The European Central Bank has determined the 2023 capital requirements for Monte dei Paschi, the world’s oldest bank, which has been struggling with financing difficulties in recent years.
550-year-old bank’s dividend ban lifted
The Italian banking giant announced on Tuesday that the European Central Bank (ECB) has set minimum capital requirements for Banca Monte dei Paschi di Siena for next year, and also lifts the ban on dividend distribution.
The statement said the ECB told Monte dei Paschi that it should keep the Common Equity Tier 1 ratio, a measure of financial strength, at at least 8.8%.
In the statement, which stated that the CET 1 ratio of the bank was 15.7% at the end of September, it was stated that this figure also takes into account the billions of capital increase made during the year.

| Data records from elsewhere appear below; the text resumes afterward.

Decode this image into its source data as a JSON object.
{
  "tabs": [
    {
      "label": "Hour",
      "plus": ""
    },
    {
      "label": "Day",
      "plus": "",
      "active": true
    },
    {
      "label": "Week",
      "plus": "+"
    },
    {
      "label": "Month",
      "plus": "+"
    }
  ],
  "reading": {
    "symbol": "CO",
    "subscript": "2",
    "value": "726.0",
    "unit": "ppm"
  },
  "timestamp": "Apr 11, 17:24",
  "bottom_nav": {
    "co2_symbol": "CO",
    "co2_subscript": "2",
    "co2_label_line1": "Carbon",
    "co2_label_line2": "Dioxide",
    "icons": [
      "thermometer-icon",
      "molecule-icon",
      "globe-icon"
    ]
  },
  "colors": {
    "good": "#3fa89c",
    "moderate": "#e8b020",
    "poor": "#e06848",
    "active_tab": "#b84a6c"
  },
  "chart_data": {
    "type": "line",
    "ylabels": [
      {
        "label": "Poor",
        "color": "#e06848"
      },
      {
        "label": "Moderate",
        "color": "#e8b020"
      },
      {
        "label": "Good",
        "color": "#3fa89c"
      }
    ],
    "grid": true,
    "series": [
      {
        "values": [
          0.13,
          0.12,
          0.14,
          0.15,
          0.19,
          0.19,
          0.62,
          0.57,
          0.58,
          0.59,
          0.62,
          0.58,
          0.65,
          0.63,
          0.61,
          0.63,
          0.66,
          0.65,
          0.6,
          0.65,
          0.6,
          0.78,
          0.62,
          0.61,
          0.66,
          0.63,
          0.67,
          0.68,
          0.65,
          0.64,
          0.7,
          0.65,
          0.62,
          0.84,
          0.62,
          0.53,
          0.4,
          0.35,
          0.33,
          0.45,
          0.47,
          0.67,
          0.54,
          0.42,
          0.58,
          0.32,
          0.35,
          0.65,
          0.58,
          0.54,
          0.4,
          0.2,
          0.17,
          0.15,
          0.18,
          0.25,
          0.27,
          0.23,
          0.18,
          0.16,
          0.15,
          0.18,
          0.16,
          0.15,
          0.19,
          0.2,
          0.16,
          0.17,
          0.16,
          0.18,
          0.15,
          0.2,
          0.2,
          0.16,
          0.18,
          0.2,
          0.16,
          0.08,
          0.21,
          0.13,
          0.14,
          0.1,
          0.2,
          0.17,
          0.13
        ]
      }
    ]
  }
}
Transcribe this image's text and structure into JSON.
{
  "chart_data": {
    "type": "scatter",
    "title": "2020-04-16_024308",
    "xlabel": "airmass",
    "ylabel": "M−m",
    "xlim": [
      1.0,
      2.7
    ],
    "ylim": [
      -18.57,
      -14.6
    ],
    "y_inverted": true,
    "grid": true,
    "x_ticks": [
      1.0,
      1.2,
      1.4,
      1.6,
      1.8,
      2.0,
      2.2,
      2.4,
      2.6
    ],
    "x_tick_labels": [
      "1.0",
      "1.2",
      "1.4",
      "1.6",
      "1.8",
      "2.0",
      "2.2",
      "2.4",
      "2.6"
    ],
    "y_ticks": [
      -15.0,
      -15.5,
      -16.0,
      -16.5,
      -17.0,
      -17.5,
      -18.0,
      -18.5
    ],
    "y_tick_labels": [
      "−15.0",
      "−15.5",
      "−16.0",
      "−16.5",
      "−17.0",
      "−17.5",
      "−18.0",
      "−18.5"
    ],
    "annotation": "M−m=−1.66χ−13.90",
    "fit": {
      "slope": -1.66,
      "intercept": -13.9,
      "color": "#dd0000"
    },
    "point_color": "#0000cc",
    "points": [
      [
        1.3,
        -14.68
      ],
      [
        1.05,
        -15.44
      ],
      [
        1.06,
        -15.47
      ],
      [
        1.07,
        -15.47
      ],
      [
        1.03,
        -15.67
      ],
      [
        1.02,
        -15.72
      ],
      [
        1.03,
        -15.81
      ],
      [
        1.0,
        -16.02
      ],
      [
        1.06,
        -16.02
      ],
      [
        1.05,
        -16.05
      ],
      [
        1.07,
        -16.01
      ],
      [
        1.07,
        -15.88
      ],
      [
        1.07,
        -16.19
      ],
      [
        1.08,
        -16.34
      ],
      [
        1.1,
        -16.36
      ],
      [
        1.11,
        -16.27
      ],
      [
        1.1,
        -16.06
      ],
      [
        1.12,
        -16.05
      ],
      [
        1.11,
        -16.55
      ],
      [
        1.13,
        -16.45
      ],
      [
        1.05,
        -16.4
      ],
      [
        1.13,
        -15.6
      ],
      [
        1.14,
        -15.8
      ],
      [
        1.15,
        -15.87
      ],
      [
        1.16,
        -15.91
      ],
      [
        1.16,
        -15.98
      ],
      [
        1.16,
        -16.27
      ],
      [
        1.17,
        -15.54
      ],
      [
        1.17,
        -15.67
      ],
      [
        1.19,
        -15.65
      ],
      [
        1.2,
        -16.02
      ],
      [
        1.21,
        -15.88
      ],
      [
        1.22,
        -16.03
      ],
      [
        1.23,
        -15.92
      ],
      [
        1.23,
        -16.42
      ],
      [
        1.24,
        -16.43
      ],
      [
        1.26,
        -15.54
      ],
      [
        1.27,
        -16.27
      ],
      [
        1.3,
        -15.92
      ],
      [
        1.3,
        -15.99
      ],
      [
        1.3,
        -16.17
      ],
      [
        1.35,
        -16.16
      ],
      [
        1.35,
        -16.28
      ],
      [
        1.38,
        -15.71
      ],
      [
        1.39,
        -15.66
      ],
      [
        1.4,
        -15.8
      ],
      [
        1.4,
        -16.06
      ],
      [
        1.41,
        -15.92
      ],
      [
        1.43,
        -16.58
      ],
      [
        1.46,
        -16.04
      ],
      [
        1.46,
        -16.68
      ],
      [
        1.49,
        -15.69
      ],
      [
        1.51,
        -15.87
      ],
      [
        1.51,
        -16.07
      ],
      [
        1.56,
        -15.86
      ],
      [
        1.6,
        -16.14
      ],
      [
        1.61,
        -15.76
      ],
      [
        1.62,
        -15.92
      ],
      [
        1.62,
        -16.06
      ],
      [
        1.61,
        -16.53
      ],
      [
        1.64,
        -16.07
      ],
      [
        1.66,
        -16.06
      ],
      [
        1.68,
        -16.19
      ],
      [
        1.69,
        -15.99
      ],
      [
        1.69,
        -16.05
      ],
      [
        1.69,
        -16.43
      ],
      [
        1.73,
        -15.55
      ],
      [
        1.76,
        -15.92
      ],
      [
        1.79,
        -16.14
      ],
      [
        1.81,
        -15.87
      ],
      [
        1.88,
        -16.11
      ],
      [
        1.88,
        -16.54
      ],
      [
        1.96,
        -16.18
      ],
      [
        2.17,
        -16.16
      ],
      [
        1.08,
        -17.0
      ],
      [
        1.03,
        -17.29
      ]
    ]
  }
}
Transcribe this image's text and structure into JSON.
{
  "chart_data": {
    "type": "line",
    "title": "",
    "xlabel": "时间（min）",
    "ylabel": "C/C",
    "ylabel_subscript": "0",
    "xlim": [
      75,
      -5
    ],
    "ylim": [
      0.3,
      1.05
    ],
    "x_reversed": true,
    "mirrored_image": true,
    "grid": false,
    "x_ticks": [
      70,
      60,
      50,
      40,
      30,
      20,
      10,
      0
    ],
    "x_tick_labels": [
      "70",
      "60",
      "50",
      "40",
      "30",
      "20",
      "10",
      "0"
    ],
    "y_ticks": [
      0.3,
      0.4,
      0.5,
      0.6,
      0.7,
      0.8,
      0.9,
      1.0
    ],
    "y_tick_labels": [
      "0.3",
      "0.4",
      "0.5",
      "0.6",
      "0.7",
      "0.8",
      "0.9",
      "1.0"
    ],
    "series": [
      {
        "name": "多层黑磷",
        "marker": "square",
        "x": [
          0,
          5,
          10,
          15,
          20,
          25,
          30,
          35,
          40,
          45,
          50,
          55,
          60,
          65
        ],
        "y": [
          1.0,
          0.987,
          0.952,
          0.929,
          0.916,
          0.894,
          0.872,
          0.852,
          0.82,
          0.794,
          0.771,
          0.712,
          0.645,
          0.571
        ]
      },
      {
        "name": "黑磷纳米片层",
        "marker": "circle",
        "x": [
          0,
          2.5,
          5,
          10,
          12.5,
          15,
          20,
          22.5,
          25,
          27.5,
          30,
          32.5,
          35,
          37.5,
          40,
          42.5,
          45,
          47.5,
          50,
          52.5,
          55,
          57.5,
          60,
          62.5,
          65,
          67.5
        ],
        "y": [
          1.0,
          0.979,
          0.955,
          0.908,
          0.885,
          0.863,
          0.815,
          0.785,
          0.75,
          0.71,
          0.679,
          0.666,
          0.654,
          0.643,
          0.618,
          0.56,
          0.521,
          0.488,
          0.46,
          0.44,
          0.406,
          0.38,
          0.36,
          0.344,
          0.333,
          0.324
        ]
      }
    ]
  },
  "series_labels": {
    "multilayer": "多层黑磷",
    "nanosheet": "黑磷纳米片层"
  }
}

The lender raised $2.6 billion in cash in November and defied tumultuous markets with a new issuance of shares. More than one-third of the revenue was earmarked to help finance staff exits and increase profits thanks to lower costs.
After a failed reprivatization attempt last year, Monte dei Paschi is trying to increase its appeal for a potential buyer under new CEO Luigi Lovaglio.
The United States was undiscovered when it loaned
Monte dei Paschi di Siena had been lending money before Christopher Columbus discovered America, before the Spanish Inquisition wreaked havoc, and before Henry 7th became king of England by defeating Richard III at the Battle of Bosworth.
The Monte dei Paschi di Siena bank was founded in 1472 as a pawn shop under the name Monte di Pietà.
Known as “Monte Baba” for its immense influence and patronage, the bank and foundation permeated Siana’s spirit as much as the annual Palio horse race.